Again, the important point is that from all quantitative analyses performed so far on autoassociators that function on the same basic lines we have been discussing, the total information per synapse has always resulted to be, at its maximum, a similar fraction (0.2–0.3) of a bit. It should be noted, though, that it is only for binary-valued synapses that a bit is a self-evident upper limit; apart from binary synapses, which are of very remote interest in the context of the brain, it is only for binary-valued units (again, a rather artificial situation) that an upper bound (of 2 bits per synapse) can in some sense be derived using the Gardner (1987) approach. In this situation, therefore, simple binary models that are not in direct correspondence with biological networks have been used to demonstrate with mathematical rigour quantitative properties that have been later, and with much less rigour, found to apply also to more realistic models.
(p.350) Generally, across models, as the storage load p increases, 𝛪 increases initially proportionally to p, but eventually saturates and then goes down, as more load results in more interference, less precision at retrieval, and a greater fraction of the stored information i lost in the retrieved information ir. The maximum for 𝛪 is generally attained when the number of representations stored is of the order, but not very close to, the critical load value corresponding to the storage capacity. This is true independently of the sparseness.

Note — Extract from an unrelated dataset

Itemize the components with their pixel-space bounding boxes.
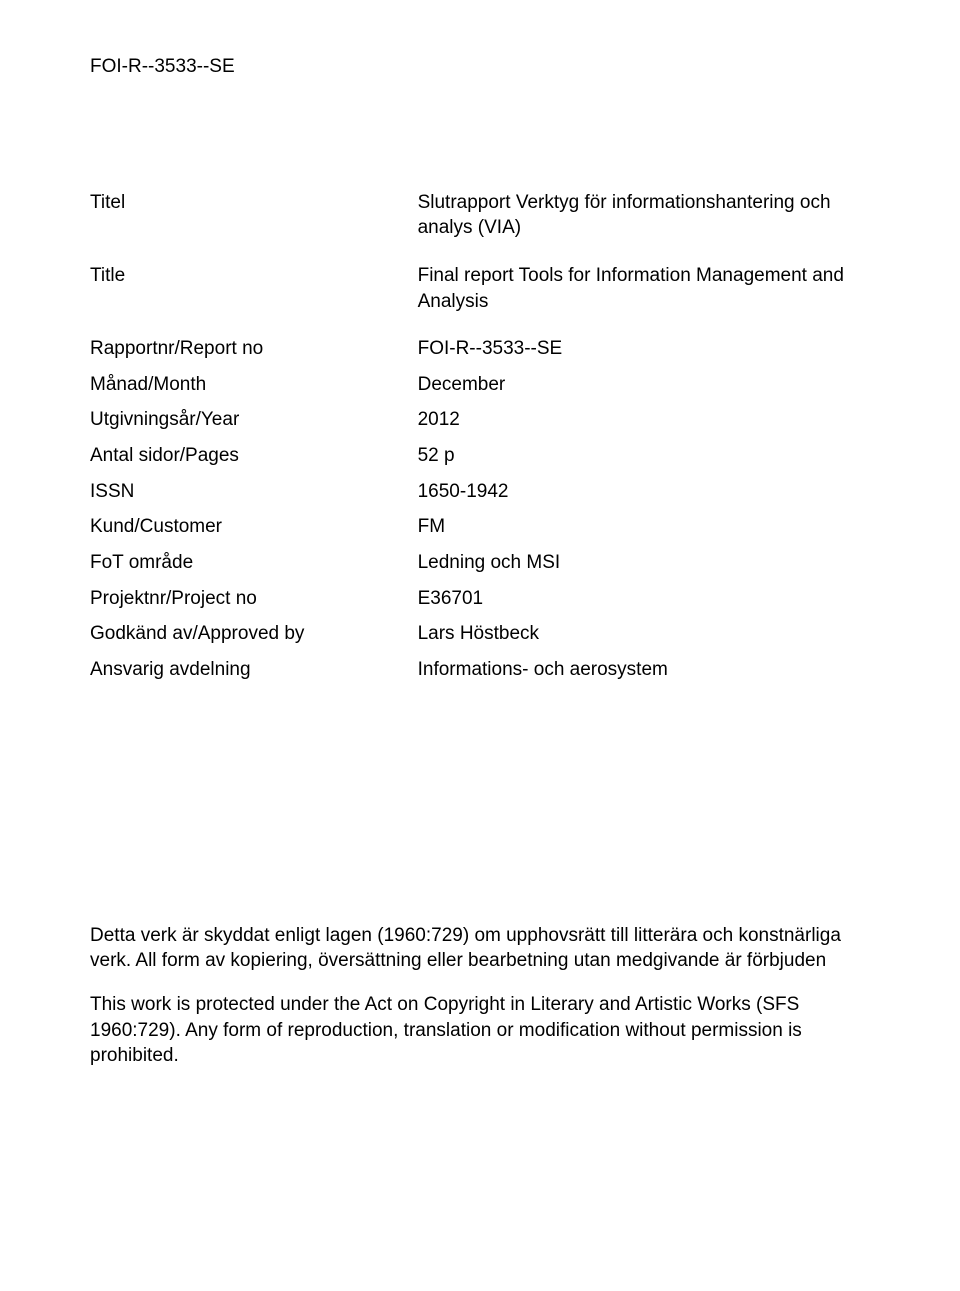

In summary, therefore, the information retrieved, even when representations are encoded in terms of continuous variables, is roughly the same as in the case of binary variables. This is illustrated in Fig. A4.4, in which Im is shown as a function of the sparseness a. It is evident how the effects of sparse coding on the critical value p c for p, Fig. A4.2 and Eq. A4.8, and the effects of sparse coding on ir, described by Fig. A4.3 and 4.11, nearly cancel out in the what is essentially their product, the total information encoded by the net (Fig. A4.4; Treves and Rolls, 1991).